Many patients with a history of breast cancer (BC) will suffer from vasomotor symptoms, which can be induced or exacerbated by treatment with tamoxifen or aromatase inhibitors. The LIBERATE trial was designed as a randomized, double-blind, multicenter trial to demonstrate that tibolone 2.5 mg/day (Livial®) is non-inferior to placebo regarding BC recurrence in women with vasomotor symptoms surgically treated for primary BC within the last 5 years. Secondary objectives are effects on vasomotor symptoms as well as overall survival, bone mineral density and health-related quality of life.
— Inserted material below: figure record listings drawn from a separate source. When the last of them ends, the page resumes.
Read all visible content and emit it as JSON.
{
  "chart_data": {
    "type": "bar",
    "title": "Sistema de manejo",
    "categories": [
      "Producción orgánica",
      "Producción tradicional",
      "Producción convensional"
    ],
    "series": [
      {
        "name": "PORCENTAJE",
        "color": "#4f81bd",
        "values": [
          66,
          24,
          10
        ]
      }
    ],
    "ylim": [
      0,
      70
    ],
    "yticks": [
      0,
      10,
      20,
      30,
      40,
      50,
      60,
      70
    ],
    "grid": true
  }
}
Mean age at randomization was 52.6 years, and the mean time since surgery was 2.1 years. The mean daily number of hot flushes and sweating episodes was 7.3 and 6.1, respectively. For the primary tumor, Stage IIA or higher was reported for >70% of the patients. In subjects whose receptor status was known, 78.2% of the tumors were estrogen receptors positive. At randomization, tamoxifen was given to 66.2% of all patients and aromatase inhibitors to 7%. Chemotherapy was reported by 5% at randomization. The adjuvant tamoxifen use in LIBERATE allows a comparison with the Stockholm trial (showing no risk of BC recurrence associated with hormone therapy), which was stopped prematurely subsequent to HABITS. The LIBERATE trial is the largest, ongoing, well-controlled study for treatment of vasomotor symptoms in BC patients.